Just a few weeks ago, it looked like some of the crown jewels of tri-county commerce were about to change hands.
Simon Property Group was mounting a hostile takeover of Macerich, looking to add The Oaks, Pacific View and La Cumbre to holdings that already include the Camarillo and Pismo Beach shopping outlet complexes.
And media behemoth Comcast, owner of NBC/Universal and much of the cable industry in Northern California was in the final stages of getting approval to swallow up Time Warner Cable’s franchises in Southern California, including most of Ventura County.
But this is a year that’s being defined so far by the deals that don’t get done, rather than by the deals that close.
Objections by the Federal Trade Commission and the Justice Department sank the Comcast-Time Warner merger, although you might also argue that Comcast’s sometimes arrogant behavior toward consumers won it few friends in high places.
Simon Property walked away from its deal after Macerich installed anti-takeover provisions and after reported objections by larger store chains concerned about too many prime mall locations being in too few hands.

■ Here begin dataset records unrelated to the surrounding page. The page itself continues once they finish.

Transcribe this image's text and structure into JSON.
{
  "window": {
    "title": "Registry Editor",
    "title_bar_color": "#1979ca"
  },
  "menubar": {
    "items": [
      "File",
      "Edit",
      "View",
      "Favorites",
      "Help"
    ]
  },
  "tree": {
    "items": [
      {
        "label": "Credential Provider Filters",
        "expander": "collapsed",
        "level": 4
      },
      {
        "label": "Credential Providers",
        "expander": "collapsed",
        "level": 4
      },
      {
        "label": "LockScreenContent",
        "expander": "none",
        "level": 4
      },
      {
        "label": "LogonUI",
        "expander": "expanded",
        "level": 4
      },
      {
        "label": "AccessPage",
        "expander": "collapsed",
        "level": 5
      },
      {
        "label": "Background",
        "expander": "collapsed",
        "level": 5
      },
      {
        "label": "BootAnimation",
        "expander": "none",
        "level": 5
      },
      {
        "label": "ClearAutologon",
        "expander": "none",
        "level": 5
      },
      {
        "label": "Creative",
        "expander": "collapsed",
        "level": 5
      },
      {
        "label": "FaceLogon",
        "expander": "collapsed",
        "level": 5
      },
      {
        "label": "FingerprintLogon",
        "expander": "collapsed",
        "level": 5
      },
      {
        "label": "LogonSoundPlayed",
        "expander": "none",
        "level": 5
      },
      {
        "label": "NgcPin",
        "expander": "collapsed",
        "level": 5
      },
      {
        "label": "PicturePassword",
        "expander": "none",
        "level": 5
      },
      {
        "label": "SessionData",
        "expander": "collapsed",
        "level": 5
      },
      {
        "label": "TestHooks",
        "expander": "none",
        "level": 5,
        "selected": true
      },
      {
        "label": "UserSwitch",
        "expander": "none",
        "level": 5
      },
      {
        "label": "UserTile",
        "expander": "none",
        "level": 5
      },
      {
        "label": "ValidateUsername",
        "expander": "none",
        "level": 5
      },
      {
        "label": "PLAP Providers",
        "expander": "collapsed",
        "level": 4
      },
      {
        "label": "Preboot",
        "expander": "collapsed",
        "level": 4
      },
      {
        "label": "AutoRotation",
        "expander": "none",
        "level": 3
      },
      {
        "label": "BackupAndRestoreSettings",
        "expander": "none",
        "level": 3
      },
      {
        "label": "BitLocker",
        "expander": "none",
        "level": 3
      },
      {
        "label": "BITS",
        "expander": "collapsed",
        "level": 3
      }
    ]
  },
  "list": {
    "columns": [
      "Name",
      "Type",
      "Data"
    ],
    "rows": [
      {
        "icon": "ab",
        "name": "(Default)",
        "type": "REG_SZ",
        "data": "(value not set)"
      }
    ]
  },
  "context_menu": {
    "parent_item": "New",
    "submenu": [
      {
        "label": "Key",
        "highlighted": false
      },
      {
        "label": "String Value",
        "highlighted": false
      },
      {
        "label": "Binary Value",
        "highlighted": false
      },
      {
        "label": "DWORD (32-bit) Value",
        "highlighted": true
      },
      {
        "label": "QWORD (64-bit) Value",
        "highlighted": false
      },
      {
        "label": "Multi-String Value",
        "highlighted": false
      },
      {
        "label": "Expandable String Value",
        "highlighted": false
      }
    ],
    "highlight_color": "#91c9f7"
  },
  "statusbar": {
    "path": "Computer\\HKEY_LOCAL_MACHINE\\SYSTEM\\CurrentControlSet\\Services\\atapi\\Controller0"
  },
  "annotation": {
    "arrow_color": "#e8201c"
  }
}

One conclusion from the two failed deals is that very late in the game, the Obama administration has discovered that the federal government actually has antitrust powers.
After largely ignoring the rules while utilities, big pharma companies, grocery chains and media conglomerates engaged in a feeding frenzy with just a few players in each industry emerging to dominate the landscape, suddenly the regulators have woken up.

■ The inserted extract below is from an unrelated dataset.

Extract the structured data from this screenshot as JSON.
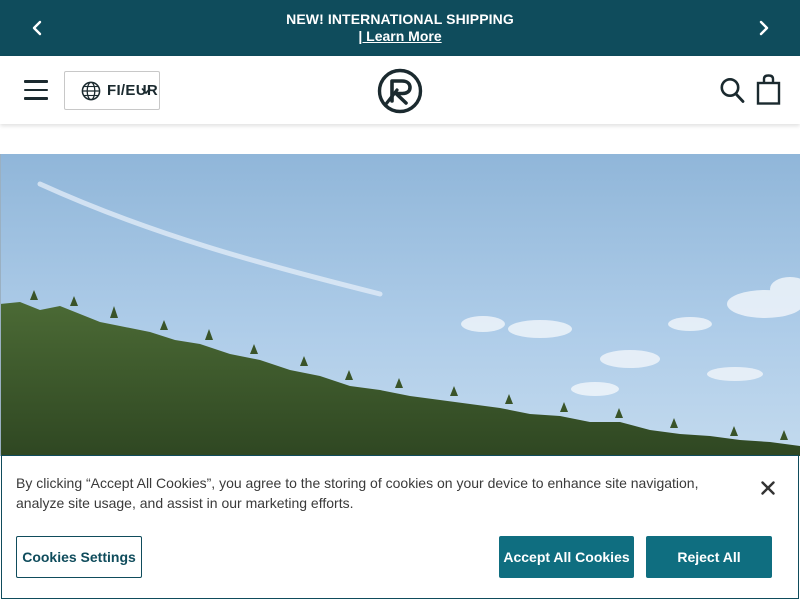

Was that discovery due to the fact that the president is no longer running for office and no longer has to go to corporate giants and their PACs for campaign funds?
Is it that the administration has figured out that concentration of market power in just a few hands might be one reason why the economic recovery has been so weak?
Or is the U.S. taking its cues from European regulators who have looked at the enormous pricing power held by Google, Russian energy giant Gazprom and cracked down?
For the moment, it’s back to the status quo for cable television franchise and mall ownership, but my experience in these matters is that this is a temporary situation.
Macerich management is going to face tremendous pressure to do something to increase shareholder value and that means breaking up or buying back shares or going up for sale to the highest bidder.
Already, Comcast and sometime partner Charter Communications are talking about a Plan B, which might include breaking up Time Warner Cable into more digestible chunks — with Charter emerging as the dominant cable television player on the West Coast.
One of the persistent themes behind these two deals is the fact that in both cases they are about California properties. And for those of us who have noticed, California is mounting an impressive economic comeback with the Central Coast at the leading edge of that rebound.
The value of our franchises is only going to go up. Which means there is likely to be another deal lurking behind door No. 2.